Diagnóstico de un mundo en reconfiguración
La conferencia principal de Carme Colomina (CIDOB) ofreció una radiografía cruda pero necesaria de la realidad global. Nos encontramos ante una «gobernanza debilitada» y una disputa feroz por el control tecnológico. Colomina introdujo un concepto que resuena profundamente en el ámbito de la ética aplicada: la «fatiga de la verdad». La desinformación y la dificultad para verificar la realidad están erosionando la confianza, un activo esencial para el funcionamiento de los mercados y las democracias.
Ante este declive de la hegemonía tradicional, Colomina y nuestro director, Javier Martínez Contreras, dialogaron sobre la urgencia de redescubrir el multilateralismo.
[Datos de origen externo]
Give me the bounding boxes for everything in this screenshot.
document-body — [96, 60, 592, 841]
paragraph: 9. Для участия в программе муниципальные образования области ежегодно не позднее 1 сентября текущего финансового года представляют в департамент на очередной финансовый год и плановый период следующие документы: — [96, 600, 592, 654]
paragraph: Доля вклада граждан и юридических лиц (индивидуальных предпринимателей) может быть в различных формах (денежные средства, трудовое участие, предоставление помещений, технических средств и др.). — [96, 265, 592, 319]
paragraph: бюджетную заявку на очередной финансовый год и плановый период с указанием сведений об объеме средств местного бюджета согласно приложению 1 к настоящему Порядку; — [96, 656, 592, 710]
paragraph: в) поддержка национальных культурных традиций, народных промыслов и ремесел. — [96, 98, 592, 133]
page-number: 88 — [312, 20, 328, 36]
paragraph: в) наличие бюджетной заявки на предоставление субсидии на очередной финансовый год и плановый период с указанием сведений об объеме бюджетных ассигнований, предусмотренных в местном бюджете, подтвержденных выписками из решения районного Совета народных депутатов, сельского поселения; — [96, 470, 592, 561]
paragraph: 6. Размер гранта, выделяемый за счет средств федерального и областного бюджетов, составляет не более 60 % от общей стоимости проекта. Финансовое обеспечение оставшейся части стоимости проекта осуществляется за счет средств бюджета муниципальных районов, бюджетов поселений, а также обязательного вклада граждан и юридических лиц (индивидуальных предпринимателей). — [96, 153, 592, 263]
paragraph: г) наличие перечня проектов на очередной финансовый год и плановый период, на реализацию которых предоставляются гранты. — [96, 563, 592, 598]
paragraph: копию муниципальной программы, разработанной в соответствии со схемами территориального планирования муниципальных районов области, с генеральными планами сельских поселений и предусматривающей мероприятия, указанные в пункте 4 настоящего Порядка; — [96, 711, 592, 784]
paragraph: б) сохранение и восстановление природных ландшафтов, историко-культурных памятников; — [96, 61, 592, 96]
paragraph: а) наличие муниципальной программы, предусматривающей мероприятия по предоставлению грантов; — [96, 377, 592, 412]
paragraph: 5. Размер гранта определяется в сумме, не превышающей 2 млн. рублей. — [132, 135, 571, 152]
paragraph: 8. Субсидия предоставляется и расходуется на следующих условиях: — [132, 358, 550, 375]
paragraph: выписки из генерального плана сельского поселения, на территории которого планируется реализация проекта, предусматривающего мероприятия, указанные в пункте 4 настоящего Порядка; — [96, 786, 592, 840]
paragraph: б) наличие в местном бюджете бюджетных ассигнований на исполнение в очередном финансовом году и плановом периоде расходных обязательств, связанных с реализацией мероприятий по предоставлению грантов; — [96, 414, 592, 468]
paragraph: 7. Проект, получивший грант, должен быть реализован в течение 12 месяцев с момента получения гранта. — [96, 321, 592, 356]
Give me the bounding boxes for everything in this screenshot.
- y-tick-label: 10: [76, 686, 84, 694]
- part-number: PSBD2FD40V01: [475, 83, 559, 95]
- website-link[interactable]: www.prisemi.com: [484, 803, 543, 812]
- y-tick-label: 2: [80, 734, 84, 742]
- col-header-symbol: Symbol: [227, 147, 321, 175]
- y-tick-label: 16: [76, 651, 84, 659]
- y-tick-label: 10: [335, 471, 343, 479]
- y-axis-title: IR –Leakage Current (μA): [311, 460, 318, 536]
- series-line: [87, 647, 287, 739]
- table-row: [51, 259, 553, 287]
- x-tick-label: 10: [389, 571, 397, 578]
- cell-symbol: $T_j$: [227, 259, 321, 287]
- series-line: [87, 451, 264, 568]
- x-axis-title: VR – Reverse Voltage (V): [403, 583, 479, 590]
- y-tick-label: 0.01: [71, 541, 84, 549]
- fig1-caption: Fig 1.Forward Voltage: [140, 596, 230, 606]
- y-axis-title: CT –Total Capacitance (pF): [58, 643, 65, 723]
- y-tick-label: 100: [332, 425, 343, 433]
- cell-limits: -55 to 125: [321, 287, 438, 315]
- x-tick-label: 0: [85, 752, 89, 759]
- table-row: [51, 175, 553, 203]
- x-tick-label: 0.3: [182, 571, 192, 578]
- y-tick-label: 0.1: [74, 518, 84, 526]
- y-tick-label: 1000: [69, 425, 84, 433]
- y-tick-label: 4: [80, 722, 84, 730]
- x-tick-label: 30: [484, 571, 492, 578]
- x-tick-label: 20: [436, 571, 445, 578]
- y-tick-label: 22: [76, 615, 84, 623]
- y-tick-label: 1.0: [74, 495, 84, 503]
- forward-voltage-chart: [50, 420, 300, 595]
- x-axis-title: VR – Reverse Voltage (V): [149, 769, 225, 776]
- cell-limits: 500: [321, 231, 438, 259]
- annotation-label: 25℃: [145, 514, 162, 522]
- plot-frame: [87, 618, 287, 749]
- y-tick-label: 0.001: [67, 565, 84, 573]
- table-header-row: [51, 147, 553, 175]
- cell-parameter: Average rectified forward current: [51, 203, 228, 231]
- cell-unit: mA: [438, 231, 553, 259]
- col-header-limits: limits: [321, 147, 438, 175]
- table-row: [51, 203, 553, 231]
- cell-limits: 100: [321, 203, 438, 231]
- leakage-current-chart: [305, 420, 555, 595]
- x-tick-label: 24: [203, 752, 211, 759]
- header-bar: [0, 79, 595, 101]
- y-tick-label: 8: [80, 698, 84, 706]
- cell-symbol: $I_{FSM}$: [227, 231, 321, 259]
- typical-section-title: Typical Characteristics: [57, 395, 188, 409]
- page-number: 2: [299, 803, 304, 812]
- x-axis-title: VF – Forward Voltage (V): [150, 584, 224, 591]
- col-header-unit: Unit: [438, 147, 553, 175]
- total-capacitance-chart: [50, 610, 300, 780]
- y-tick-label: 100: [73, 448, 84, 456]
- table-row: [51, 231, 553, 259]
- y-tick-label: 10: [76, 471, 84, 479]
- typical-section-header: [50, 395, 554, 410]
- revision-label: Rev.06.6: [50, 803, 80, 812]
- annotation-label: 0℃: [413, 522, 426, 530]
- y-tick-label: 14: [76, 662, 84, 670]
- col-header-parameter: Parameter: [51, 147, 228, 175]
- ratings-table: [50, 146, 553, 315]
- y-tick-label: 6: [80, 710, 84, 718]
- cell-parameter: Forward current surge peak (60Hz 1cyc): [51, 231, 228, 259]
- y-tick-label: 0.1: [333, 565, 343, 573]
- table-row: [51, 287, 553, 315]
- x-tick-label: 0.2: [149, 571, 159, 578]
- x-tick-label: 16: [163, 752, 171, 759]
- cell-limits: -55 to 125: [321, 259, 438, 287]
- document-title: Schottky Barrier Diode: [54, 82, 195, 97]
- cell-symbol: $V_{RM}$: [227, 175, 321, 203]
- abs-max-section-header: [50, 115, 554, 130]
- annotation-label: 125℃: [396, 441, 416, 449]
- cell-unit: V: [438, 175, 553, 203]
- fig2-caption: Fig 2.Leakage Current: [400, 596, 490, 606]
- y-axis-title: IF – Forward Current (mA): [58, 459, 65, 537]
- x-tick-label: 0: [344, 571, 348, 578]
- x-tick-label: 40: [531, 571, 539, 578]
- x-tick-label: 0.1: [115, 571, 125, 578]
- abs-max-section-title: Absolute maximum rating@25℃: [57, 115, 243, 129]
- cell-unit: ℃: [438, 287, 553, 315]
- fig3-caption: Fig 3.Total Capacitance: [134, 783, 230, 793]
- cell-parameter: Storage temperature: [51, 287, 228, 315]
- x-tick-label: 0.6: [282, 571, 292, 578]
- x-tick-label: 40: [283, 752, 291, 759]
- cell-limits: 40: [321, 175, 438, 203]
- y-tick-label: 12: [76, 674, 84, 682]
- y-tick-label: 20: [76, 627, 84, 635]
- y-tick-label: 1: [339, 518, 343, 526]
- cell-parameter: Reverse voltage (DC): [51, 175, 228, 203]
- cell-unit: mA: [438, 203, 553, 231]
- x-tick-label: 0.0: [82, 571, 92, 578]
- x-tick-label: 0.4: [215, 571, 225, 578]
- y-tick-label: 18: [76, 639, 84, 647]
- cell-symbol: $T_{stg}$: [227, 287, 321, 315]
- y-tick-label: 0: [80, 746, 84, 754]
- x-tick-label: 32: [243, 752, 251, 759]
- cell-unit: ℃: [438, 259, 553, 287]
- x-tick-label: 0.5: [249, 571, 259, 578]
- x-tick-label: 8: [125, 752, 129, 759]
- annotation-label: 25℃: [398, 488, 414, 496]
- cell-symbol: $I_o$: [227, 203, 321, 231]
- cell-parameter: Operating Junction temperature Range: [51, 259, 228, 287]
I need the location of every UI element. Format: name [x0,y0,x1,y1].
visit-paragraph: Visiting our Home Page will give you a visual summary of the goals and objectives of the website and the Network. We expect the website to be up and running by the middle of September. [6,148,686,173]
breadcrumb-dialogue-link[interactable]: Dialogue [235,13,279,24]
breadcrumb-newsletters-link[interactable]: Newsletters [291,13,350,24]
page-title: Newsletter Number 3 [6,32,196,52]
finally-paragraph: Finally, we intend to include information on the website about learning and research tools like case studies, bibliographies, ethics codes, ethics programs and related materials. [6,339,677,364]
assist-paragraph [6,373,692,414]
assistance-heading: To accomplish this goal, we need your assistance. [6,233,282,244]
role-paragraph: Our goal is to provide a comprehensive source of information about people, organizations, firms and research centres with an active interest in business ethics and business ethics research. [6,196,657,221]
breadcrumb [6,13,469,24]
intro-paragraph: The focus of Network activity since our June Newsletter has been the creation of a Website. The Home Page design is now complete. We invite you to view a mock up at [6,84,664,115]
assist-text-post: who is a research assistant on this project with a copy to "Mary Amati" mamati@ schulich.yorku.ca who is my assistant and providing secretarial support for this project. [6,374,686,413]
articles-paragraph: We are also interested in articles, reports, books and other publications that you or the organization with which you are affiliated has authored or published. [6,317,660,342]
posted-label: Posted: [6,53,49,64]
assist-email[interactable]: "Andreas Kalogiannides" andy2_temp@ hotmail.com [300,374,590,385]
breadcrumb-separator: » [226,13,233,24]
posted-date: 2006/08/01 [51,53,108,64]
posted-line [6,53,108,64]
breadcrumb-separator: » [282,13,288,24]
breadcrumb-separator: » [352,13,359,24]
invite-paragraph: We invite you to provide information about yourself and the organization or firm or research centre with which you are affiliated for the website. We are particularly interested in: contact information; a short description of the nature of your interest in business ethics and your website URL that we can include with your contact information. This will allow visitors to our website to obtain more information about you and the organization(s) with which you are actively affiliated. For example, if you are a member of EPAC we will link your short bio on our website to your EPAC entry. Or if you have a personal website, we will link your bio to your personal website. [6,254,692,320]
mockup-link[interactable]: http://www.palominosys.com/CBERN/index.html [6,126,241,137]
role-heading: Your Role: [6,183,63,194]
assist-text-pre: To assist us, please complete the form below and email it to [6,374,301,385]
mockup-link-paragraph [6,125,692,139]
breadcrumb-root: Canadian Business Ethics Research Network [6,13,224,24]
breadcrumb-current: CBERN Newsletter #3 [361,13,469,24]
En un proceso de «deconstrucción» del orden global, la ética surge como el lenguaje común necesario para construir nuevos consensos.
Diplomacia empresarial: más allá del beneficio
Uno de los puntos más innovadores de la jornada fue el debate sobre la diplomacia corporativa. En la mesa redonda moderada por Martínez Contreras, se exploró cómo las empresas ya no son meros agentes económicos, sino actores geopolíticos.
- Begoña Díaz González (Iberdrola) subrayó que el éxito en mercados internacionales depende de la capacidad de la empresa para generar confianza y adaptarse a la cultura y fiscalidad local con una visión de largo plazo.
- Ander Caballero (Gobierno Vasco) fue un paso más allá al proponer que «las herramientas de la diplomacia deben formar parte de la gestión empresarial y de sus consejos de administración».
- Sergio Caballero (Universidad de Deusto) recordó que en un mundo volátil, la «previsibilidad y la estabilidad» se han convertido en bienes escasos de alto valor estratégico.
El retorno a los valores como puerto seguro
La conclusión de las jornadas dejó una reflexión optimista pero exigente. A pesar de que la inversión pueda ralentizarse por los costes de las materias primas o el «caos» informativo, la ética permanece como la base de la credibilidad.
Para el Centro de Ética Aplicada, este encuentro reafirma que la tormenta actual desembocará en un nuevo orden. El reto para las empresas y territorios no es solo sobrevivir al desasosiego, sino ser arquitectos de ese nuevo equilibrio, recuperando los valores fundamentales y la responsabilidad hacia todos sus grupos de interés (stakeholders).
Como se destacó en el cierre de la jornada, en un mundo incierto, la empresa no solo debe adaptarse: debe liderar desde la ética y la diplomacia para contribuir a una sociedad más justa y estable.